Genetic polymorphisms of vitamin D3 metabolizing CYP24A1 and CYP2R1 enzymes in Turkish patients with ischemic stroke.

Objective Vitamin D deficiency is known as an important risk factor in pathogenesis of atherosclerosis, which contributes to stroke development. Genetic variations including single nucleotide polymorphisms (SNPs) in enzymes involved in vitamin D metabolism can affect susceptibility to the development of stroke. Therefore, the objective of this study was to investigate the association between polymorphisms of vitamin D metabolizing enzymes (rs927650 SNP in CYP24A1, and rs10741657 SNP in CYP2R1 genes,) and ischemic stroke risk in Turkish population. Materials and methods To test this hypothesis, we designed a case-control study which consisted of 256 ischemic stroke patients and 132 controls. Genotypes were determined by PCR-RFLP technique.

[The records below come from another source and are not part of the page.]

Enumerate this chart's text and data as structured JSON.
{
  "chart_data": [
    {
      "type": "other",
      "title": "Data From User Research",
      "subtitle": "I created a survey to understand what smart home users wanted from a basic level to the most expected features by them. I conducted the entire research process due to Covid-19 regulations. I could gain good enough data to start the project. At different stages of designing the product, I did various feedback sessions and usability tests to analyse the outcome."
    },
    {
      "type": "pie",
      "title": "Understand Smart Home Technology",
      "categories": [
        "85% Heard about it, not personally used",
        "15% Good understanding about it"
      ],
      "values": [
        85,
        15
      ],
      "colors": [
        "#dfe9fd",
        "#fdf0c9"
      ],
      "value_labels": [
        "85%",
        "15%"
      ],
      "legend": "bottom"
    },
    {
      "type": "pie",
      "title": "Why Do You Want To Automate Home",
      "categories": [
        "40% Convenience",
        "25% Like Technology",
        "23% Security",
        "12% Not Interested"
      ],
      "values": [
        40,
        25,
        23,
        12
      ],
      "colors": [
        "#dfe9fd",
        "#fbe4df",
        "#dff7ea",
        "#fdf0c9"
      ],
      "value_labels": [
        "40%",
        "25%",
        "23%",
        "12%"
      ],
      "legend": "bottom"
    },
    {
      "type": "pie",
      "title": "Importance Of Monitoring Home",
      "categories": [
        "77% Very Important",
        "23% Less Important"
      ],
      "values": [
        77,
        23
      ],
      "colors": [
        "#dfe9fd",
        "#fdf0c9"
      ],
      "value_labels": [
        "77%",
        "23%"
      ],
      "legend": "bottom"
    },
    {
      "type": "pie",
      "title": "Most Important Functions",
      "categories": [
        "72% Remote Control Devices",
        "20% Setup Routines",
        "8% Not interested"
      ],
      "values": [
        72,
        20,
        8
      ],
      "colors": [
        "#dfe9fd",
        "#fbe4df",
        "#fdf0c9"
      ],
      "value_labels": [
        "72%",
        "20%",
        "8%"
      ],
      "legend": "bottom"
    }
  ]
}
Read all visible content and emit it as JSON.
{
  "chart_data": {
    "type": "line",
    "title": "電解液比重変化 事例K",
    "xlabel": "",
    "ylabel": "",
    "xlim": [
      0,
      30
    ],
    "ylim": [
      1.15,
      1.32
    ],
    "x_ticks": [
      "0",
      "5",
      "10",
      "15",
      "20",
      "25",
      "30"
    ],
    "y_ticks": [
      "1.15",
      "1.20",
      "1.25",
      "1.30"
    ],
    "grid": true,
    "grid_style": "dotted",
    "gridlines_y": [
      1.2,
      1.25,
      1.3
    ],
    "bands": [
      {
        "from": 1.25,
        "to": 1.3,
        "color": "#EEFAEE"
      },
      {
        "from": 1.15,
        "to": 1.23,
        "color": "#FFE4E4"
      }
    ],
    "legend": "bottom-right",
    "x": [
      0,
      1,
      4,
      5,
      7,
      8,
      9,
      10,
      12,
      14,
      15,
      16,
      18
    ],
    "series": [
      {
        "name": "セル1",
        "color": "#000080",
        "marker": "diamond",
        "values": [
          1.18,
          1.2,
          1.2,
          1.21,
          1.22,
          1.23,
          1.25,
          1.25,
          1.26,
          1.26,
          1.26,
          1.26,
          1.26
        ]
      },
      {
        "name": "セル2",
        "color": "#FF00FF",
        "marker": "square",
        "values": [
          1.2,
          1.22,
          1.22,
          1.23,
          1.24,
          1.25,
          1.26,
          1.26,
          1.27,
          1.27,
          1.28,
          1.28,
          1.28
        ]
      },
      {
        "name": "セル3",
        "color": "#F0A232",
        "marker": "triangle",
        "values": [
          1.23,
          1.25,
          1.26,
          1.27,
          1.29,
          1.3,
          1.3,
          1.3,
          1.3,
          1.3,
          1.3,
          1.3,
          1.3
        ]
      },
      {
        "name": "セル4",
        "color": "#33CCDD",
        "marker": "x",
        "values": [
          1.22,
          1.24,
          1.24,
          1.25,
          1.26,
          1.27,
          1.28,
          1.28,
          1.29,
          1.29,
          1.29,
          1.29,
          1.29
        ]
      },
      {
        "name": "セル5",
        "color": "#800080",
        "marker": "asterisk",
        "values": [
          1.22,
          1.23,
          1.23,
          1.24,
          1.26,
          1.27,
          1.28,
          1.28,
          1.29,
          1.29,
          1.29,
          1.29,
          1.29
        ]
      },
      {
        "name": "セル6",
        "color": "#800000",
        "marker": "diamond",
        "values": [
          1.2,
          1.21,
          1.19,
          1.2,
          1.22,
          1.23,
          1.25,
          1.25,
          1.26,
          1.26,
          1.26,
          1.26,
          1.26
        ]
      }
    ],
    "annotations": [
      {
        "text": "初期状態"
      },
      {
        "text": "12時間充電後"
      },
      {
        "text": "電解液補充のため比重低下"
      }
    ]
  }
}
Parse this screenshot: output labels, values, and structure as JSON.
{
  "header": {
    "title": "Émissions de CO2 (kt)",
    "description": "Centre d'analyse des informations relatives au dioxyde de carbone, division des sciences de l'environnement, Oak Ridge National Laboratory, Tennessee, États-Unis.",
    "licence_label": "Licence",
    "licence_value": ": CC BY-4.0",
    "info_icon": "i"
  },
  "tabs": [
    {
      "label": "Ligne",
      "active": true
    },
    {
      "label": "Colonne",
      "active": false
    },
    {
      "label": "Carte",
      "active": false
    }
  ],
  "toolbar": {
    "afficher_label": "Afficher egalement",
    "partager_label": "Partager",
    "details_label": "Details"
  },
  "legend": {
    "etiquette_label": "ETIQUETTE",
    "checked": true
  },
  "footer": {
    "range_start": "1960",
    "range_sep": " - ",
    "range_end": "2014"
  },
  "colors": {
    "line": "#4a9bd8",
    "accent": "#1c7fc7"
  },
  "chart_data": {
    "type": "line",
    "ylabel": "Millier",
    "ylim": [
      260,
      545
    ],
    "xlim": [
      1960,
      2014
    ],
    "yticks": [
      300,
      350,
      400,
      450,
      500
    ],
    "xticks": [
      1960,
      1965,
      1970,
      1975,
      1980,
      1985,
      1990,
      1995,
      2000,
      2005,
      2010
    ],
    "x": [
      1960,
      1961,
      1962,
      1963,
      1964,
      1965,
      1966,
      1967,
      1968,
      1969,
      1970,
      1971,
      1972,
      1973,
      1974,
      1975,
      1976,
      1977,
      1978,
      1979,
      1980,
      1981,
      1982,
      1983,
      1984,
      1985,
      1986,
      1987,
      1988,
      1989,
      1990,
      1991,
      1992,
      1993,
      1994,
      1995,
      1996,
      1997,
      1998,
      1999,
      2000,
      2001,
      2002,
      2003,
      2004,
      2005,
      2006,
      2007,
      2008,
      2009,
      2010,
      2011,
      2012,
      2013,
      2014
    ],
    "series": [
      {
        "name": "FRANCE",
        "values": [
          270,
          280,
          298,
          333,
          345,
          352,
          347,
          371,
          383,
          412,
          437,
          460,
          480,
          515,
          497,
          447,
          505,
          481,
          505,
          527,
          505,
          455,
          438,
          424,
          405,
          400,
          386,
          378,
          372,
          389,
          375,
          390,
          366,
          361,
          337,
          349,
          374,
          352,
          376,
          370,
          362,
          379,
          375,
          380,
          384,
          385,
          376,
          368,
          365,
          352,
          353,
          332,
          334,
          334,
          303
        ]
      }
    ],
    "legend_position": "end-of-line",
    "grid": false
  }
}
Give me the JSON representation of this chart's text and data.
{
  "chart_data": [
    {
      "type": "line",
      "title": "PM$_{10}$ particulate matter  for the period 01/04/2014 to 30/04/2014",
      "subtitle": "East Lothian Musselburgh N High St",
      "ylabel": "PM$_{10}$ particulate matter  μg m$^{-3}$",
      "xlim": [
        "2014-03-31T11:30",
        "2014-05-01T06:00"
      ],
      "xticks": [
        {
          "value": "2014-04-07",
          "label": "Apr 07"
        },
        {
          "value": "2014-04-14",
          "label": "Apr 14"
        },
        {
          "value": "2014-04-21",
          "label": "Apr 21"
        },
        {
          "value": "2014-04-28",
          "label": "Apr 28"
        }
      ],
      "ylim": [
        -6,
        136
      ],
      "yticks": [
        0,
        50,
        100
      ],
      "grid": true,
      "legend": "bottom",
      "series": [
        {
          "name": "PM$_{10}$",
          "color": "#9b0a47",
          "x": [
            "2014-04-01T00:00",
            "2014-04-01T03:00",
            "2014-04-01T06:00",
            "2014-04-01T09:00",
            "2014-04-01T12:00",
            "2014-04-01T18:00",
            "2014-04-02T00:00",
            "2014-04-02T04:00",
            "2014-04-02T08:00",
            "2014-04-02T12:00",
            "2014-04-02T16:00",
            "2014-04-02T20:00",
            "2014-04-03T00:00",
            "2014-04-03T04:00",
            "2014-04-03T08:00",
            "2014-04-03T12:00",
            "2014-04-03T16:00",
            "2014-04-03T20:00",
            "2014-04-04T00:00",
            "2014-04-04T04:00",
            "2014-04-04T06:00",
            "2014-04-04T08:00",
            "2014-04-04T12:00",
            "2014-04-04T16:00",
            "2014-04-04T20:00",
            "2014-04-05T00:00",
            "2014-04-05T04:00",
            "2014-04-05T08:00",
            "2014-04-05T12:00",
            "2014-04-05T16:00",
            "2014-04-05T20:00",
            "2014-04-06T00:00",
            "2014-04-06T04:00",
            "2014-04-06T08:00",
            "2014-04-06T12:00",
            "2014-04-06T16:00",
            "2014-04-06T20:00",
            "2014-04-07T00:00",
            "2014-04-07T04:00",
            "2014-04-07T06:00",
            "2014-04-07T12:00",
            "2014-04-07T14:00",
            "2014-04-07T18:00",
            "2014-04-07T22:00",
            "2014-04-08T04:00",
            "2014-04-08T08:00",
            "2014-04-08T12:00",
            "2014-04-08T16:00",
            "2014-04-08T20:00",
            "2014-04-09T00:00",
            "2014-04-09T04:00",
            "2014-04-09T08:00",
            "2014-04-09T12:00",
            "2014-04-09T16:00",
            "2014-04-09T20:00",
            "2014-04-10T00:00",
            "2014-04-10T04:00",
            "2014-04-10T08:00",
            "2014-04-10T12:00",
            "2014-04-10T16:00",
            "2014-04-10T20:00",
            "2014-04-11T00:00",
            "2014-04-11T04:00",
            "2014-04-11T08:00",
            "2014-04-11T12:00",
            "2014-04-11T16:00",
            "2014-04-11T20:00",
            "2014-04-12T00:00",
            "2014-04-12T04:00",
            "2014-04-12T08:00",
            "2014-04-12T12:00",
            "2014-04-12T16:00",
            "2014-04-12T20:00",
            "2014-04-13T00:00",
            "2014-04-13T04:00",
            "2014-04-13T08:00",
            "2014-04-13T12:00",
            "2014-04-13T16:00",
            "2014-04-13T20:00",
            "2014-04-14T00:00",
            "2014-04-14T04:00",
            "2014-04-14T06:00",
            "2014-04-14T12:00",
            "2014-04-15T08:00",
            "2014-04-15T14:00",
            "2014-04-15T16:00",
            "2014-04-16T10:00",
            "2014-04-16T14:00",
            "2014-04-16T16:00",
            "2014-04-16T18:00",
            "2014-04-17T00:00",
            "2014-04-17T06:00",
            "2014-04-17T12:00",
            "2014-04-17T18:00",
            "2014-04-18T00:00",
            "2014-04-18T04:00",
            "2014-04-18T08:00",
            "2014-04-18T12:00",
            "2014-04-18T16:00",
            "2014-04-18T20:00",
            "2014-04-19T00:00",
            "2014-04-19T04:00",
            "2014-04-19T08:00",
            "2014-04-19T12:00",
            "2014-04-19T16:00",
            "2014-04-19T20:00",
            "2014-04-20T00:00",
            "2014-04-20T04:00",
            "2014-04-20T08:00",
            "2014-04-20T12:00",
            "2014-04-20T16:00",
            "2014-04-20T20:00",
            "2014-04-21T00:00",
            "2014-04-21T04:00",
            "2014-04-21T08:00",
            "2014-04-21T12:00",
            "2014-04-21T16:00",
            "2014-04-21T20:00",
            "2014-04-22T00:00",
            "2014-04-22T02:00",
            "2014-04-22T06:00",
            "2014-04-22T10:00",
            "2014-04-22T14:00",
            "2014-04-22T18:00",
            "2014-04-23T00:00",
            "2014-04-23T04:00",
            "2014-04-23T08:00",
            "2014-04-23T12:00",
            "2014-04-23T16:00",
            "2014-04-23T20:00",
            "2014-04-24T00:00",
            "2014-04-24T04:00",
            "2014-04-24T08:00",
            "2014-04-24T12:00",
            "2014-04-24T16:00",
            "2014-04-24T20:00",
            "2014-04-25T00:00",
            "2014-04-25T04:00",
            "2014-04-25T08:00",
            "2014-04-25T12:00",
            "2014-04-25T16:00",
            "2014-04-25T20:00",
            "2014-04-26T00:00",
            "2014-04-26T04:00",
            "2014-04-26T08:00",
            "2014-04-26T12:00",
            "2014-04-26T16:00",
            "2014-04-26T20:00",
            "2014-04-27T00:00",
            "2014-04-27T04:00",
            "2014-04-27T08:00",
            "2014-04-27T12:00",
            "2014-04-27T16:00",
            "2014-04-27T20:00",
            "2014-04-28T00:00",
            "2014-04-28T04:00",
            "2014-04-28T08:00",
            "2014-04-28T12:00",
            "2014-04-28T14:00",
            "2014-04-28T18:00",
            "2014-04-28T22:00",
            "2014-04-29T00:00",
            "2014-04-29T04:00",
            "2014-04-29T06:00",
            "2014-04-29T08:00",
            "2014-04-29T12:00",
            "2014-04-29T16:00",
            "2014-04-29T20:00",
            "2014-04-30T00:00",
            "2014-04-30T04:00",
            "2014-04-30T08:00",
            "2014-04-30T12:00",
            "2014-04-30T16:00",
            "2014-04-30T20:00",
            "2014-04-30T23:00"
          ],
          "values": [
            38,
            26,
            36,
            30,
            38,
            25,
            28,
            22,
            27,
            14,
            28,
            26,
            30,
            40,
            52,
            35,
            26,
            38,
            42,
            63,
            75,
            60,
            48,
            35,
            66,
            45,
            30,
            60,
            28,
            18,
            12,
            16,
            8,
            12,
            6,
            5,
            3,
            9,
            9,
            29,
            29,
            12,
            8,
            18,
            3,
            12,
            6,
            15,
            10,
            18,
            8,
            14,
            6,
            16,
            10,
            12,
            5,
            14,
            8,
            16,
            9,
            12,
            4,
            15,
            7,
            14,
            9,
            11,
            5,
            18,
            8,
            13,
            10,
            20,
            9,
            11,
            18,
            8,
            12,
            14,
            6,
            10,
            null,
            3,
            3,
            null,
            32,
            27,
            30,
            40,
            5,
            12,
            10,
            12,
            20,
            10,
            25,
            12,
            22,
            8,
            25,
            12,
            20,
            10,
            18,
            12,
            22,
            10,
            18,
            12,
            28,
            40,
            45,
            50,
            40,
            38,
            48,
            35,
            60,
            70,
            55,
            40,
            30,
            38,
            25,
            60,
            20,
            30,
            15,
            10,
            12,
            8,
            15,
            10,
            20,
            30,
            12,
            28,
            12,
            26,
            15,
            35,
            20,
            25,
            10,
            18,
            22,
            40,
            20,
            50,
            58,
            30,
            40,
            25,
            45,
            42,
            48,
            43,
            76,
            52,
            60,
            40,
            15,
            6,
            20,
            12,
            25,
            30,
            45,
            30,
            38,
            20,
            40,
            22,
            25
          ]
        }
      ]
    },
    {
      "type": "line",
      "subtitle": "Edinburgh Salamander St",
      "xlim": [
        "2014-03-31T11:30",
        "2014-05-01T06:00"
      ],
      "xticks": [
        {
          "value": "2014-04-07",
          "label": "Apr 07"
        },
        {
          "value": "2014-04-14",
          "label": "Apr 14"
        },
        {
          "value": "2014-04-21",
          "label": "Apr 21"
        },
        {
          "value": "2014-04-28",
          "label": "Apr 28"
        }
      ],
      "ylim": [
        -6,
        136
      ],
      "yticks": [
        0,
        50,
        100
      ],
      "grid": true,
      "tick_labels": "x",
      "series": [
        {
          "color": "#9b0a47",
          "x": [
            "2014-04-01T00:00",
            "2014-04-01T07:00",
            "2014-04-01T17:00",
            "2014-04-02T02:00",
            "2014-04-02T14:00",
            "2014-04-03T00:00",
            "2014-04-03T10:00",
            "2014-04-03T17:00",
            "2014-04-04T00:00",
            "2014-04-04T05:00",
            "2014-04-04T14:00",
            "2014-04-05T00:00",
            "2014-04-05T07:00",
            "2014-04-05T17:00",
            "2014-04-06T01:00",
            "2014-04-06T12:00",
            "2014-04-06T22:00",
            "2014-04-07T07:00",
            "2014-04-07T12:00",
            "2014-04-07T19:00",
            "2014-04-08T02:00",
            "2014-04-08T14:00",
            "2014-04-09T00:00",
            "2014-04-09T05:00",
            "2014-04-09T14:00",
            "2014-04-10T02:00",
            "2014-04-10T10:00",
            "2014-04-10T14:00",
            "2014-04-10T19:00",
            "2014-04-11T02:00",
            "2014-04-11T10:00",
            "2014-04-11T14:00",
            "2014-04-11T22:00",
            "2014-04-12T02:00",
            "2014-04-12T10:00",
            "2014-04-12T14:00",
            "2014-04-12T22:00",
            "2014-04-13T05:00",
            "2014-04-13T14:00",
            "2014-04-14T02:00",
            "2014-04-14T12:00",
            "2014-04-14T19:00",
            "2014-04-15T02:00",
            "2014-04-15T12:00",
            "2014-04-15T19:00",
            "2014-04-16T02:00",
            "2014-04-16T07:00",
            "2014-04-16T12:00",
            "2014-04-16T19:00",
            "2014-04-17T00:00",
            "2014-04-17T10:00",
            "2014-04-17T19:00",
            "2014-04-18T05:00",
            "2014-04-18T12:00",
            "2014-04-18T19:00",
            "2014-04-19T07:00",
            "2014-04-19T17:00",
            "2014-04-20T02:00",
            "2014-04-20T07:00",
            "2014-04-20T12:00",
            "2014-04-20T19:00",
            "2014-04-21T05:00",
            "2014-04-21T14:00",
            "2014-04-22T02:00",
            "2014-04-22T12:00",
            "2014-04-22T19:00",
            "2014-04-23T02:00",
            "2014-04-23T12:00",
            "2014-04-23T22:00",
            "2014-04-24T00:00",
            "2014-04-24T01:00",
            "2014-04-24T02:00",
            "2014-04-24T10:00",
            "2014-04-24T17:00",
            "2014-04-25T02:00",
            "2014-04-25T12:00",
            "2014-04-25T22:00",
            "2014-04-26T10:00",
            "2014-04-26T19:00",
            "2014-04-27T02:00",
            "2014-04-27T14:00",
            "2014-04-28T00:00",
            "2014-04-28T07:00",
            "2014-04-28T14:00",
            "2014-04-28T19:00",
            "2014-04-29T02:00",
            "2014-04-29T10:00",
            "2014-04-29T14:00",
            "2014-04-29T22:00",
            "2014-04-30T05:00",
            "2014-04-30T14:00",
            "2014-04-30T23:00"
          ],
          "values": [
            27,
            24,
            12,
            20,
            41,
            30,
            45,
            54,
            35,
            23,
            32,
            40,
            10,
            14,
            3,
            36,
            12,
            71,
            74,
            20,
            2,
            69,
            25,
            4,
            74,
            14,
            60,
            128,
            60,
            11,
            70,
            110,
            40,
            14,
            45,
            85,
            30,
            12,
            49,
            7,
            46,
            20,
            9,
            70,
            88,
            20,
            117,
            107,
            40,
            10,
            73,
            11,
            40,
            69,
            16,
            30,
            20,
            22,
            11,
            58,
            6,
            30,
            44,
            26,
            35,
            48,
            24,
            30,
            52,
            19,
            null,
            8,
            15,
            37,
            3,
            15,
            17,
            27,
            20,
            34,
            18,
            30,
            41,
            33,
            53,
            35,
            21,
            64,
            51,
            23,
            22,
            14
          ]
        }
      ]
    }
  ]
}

Results No significant differences were found between patients and controls in terms of CYP24A1 rs927650 and CYP2R1 rs10741657 genotype frequencies. Polymorphic allele frequencies of CYP24A1 rs927650 and CYP2R1 rs10741657 were 0.414 and 0.660 in stroke patients, respectively. Conclusion This is the first study conducted regarding the association of CYP24A1 rs927650 and CYP2R1 rs10741657 genetic polymorphisms and ischemic stroke risk. The polymorphic genotypes of these polymorphisms, together with hypertension, diabetes, smoking, and obesity, were found as significant risk factors for ischemic stroke.